The Linux kernel docs give us the following definition for line_info:
The line_info is organized as below.:
line_info_rec_size /* __u32 value */ btf_ext_info_sec for section #1 /* line_info for section #1 */ btf_ext_info_sec for section #2 /* line_info for section #2 */ ...
Unfortunately, the btf_ext_info_sec struct is more mysterious, and it’s not obvious what it has to do with line numbers.
struct btf_ext_info_sec {
__u32 sec_name_off; /* offset to section name */
__u32 num_info;
/* Followed by num_info * record_size number of bytes */
__u8 data[0];
};
The example disassembly makes this a little clearer. We can see that the information for each line number is stored as a set of four values, and that an array of these structures appear after the metadata at the start of the line_info section.
.long 16 # LineInfo
.long 1 # LineInfo section string offset=1
.long 2
.long .Ltmp0
.long 7
.long 33
.long 7182 # Line 7 Col 14
.long .Ltmp3
.long 7
.long 58
.long 8206 # Line 8 Col 14
As it turns out, the structures are bpf_line_info structures, which are defined in the following way:
struct bpf_line_info {
__u32 insn_off; /* [0, insn_cnt - 1] */
__u32 file_name_off; /* offset to string table for the filename */
__u32 line_off; /* offset to string table for the source line */
__u32 line_col; /* line number and column number */
};
The only non-obvious field here is line_col, which stores the column in the low 10 bits and the line number in the high 12 bits.
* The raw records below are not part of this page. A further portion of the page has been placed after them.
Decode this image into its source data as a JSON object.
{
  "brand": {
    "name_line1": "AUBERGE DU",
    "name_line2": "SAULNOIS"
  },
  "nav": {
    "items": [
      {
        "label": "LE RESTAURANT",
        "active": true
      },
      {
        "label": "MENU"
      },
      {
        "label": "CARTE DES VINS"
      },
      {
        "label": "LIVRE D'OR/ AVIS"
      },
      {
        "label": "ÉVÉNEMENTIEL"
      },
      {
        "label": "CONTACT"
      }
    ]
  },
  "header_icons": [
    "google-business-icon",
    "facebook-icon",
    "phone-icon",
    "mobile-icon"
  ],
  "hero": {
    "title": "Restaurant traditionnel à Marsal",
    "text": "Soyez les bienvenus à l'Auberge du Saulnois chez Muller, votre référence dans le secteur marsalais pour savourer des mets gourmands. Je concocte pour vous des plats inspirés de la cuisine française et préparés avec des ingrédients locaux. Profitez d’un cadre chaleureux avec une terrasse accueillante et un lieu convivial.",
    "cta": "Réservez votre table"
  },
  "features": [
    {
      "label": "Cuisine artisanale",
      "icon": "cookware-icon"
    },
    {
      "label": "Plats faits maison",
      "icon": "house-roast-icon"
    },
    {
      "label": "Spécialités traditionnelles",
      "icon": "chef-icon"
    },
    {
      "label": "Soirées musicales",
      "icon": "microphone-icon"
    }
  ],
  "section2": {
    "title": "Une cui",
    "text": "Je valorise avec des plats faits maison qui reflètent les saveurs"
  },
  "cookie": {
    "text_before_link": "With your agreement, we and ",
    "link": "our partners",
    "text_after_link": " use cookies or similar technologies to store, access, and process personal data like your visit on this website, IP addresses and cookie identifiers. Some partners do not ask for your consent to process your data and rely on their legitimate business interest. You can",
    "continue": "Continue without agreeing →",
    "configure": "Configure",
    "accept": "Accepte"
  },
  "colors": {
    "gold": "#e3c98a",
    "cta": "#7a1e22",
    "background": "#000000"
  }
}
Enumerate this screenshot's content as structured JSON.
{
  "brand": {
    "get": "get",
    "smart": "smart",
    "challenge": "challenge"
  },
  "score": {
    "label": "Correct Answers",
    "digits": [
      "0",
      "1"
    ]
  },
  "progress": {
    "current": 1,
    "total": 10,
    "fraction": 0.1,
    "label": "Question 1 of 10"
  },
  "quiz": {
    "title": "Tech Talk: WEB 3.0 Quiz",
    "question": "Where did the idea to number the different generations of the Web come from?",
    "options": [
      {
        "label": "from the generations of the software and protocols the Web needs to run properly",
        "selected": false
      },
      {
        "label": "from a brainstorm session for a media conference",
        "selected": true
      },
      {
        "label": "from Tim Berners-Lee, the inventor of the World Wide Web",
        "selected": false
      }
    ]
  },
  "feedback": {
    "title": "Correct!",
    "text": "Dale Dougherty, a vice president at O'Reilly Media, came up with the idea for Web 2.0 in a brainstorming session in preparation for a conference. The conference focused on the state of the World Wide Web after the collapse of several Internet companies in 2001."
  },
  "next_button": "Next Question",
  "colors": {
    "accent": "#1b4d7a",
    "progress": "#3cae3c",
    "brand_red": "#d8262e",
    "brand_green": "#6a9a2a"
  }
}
#define BPF_LINE_INFO_LINE_NUM(line_col) ((line_col) >> 10)
#define BPF_LINE_INFO_LINE_COL(line_col) ((line_col) & 0x3ff)
I think what’s going on here is that the btf_ext_info_sec structure can store arbitrary structures in the data field, and in this case it happens to store bpf_line_info structures. In this case, line_info_rec_size is sizeof(bpf_line_info) = 16, so a btf_ext_info_sec struct stores 16 * num_info bytes in its data field.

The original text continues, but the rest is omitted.